Infectious Media, the programmatic and technology specialist, carried out research into the impact on advertiser performance of buying ads.txt authorised inventory. Some of the results back up industry assumptions about performance improving by cutting out the middlemen.

For example, the findings revealed that buying Direct inventory drove a 60% higher proportion of transactional sales when compared with Reseller inventory, as well as a 28% higher rate of non-transactional conversions.

These results prove that the inventory publishers monetise themselves directly also brings in more revenue for advertisers, which is a good indicator of user and inventory quality.

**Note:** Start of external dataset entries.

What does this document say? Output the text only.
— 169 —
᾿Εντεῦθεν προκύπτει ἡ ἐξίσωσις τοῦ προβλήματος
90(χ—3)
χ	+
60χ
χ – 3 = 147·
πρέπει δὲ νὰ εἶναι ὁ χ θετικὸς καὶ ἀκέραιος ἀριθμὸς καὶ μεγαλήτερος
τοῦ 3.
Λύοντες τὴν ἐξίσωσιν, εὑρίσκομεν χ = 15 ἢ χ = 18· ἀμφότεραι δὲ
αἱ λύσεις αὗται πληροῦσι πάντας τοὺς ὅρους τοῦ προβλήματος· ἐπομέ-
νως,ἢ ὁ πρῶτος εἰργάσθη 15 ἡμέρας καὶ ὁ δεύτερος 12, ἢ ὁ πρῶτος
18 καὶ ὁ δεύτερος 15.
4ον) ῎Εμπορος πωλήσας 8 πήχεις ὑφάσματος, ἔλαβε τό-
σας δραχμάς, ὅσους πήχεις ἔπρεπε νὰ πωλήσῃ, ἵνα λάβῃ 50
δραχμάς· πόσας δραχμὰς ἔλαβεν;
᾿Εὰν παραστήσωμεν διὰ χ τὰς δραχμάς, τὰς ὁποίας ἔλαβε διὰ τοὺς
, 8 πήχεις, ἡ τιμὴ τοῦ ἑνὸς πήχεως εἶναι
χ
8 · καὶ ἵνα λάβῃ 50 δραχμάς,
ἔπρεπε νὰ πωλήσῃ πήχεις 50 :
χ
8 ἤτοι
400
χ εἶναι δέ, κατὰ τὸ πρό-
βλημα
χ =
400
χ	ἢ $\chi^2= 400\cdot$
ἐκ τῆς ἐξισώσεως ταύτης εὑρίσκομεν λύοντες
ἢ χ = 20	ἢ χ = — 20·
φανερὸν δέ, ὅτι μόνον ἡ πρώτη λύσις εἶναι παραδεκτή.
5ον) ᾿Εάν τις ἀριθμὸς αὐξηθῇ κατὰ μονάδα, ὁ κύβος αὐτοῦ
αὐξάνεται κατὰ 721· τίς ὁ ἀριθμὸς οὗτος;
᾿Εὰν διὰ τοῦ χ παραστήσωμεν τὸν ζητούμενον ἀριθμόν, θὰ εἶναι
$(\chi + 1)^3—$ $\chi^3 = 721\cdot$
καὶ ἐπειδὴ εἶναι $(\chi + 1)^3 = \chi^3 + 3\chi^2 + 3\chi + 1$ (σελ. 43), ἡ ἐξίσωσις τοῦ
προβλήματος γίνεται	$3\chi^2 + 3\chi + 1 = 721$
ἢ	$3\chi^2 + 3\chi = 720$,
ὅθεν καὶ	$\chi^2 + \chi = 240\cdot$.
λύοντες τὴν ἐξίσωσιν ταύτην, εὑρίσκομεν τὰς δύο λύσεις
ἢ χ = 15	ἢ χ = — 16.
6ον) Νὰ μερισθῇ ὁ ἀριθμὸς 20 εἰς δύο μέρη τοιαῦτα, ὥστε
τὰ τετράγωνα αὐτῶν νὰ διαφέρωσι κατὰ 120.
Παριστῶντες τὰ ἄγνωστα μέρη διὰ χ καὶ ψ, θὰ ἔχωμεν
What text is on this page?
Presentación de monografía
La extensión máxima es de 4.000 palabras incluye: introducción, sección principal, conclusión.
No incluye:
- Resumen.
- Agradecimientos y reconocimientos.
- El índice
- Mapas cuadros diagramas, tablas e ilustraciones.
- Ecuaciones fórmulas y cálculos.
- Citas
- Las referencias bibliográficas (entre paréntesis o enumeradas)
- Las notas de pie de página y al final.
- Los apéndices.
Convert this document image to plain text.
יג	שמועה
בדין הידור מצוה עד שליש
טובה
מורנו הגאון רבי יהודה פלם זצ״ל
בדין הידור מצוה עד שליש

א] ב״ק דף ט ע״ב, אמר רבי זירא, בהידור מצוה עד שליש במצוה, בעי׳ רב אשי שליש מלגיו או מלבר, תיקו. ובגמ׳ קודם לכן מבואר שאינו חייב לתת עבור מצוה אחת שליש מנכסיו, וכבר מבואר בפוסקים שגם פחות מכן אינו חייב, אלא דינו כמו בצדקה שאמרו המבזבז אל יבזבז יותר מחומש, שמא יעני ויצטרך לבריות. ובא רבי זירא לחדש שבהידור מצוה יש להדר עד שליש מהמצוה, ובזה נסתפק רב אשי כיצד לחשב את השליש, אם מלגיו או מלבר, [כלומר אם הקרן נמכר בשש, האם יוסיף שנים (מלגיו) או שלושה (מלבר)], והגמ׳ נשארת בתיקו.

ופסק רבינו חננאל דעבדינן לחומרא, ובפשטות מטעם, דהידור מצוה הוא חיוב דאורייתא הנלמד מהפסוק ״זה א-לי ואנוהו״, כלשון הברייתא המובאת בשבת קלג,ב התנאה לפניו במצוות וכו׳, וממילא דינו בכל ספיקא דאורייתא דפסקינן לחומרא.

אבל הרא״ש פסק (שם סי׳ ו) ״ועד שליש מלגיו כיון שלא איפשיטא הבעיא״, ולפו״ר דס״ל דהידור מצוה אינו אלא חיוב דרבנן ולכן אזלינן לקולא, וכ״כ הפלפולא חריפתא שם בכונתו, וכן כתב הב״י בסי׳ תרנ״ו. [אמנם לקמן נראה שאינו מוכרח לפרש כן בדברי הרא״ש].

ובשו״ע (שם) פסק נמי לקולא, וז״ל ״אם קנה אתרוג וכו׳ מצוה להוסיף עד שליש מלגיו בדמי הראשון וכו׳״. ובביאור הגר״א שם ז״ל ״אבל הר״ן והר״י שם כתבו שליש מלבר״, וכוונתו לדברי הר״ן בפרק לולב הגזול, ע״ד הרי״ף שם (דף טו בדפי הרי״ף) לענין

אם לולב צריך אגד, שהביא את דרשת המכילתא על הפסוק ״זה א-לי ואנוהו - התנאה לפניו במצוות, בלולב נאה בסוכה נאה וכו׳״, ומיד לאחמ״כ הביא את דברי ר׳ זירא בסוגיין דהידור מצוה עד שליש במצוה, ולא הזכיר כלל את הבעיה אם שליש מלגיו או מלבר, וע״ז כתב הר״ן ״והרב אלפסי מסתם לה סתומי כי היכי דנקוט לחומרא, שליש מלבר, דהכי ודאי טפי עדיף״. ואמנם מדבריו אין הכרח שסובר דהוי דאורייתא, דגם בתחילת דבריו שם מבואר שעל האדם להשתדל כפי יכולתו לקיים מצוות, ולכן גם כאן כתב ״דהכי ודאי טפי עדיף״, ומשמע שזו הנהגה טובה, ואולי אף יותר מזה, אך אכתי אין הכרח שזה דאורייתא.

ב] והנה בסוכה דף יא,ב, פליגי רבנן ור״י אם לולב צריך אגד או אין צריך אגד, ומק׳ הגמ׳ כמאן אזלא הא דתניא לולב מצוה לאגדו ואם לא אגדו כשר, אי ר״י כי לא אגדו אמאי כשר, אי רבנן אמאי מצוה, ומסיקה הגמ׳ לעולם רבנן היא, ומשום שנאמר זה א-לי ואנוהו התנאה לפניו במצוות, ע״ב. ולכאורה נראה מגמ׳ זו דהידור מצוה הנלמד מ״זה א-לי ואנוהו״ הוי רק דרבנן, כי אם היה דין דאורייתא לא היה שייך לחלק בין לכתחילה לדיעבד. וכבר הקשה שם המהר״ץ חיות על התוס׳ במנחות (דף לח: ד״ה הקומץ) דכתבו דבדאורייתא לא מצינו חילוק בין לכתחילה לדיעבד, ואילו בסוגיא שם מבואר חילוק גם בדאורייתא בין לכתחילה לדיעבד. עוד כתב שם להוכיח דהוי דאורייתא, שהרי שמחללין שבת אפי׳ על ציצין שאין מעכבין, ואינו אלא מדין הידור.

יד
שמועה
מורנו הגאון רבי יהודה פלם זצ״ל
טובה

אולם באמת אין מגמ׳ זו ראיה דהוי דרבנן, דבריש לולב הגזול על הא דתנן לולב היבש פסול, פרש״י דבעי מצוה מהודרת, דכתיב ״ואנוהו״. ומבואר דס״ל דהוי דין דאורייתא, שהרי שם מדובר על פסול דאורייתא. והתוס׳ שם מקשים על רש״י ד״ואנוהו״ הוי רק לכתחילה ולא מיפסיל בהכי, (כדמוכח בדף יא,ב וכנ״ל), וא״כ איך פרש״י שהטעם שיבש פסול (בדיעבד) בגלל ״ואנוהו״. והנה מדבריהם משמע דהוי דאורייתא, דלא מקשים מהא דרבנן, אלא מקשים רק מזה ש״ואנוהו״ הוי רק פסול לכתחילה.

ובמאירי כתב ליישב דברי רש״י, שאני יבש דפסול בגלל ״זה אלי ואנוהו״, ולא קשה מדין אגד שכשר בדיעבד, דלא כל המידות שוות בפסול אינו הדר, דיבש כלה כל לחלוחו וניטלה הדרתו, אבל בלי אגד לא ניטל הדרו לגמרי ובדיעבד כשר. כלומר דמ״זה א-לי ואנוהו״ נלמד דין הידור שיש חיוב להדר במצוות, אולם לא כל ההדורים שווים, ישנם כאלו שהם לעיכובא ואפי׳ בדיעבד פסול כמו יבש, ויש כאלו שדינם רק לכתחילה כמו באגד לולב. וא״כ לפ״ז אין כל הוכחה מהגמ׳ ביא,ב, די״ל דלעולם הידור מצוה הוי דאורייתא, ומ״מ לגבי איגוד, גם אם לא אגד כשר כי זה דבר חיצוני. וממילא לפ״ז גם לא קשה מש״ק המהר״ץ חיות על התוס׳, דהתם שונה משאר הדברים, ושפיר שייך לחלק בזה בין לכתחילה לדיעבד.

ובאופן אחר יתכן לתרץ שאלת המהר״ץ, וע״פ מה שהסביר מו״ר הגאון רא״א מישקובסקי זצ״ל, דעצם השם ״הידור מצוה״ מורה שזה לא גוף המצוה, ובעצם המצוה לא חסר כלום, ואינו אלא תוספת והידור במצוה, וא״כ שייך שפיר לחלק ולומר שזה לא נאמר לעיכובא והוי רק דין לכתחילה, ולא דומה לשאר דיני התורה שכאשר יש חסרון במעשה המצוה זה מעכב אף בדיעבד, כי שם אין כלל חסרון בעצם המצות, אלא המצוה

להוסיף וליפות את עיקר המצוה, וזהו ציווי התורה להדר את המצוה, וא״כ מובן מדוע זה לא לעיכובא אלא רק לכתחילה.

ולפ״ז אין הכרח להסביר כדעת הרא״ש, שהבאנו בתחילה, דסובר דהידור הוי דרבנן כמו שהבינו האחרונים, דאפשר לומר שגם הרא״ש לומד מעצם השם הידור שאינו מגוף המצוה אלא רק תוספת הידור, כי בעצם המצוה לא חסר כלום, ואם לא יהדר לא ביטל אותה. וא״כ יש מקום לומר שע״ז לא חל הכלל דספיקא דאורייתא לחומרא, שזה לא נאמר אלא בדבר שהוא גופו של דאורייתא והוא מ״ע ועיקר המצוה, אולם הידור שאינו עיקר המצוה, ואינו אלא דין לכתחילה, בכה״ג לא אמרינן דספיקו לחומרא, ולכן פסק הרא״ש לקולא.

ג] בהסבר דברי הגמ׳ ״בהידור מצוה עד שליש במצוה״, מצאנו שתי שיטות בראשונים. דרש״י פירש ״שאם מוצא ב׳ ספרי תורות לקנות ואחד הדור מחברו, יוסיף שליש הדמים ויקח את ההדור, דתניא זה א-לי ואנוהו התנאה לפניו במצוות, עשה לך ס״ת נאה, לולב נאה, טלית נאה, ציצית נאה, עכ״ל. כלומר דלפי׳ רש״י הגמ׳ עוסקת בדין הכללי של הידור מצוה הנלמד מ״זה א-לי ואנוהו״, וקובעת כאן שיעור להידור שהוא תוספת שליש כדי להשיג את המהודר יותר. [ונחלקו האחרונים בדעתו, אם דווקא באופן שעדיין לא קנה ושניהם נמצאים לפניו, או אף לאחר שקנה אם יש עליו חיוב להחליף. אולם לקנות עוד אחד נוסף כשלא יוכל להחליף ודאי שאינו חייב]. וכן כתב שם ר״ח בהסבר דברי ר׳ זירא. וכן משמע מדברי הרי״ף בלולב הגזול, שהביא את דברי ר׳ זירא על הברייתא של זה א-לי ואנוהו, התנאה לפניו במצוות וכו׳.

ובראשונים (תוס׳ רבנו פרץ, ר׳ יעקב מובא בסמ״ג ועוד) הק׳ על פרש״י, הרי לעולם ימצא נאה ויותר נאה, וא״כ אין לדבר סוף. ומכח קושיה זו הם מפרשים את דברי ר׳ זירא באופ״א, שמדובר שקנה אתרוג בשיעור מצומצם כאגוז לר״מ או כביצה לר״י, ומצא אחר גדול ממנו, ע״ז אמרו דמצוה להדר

However, buying Direct is more expensive (37%) and prone to fraud (24%). These results contradict the assumption that buying Direct and cutting out Resellers will reduce fraud. As a result, advertisers need to assess premium inventory sources to ensure that it is clean, and ask their agencies and tech providers for a deeper understanding of the inventory.

Unknown inventory still valued

Interestingly, the research found that Unknown inventory (sites that have not implemented an ads.txt file) still drove a significant number of sales, providing value for advertisers. For advertisers, to disregard Unknown completely could constrict their ability to find the right person, at the right time, in the right place. For example, blog sites are a source of well-performing inventory due to their ability to reach niche audiences at scale, even though there is a small chance of these sort of sites adding an ads.txt file.

“Brands need to be careful in making assumptions around the definitions ads.txt has introduced. Many industry players are talking about these terms in a blanket way,” commented Dan Larden, director of strategic partnerships at Infectious Media.  

“Blunt implementation of ads.txt on the buy side could damage advertiser campaigns unnecessarily. Advertisers need to be asking their agencies and tech providers for a deeper understanding of the inventory they are buying to ensure the right strategies are in place for each inventory type,” he continued.

Infectious Media carried out the research in order to determine the best way to use ads.txt data to improve client campaign performance. It used proprietary technology to classify auctions based on the ads.txt category and combined this data with campaign data over a three-week period to test the performance of the seller types.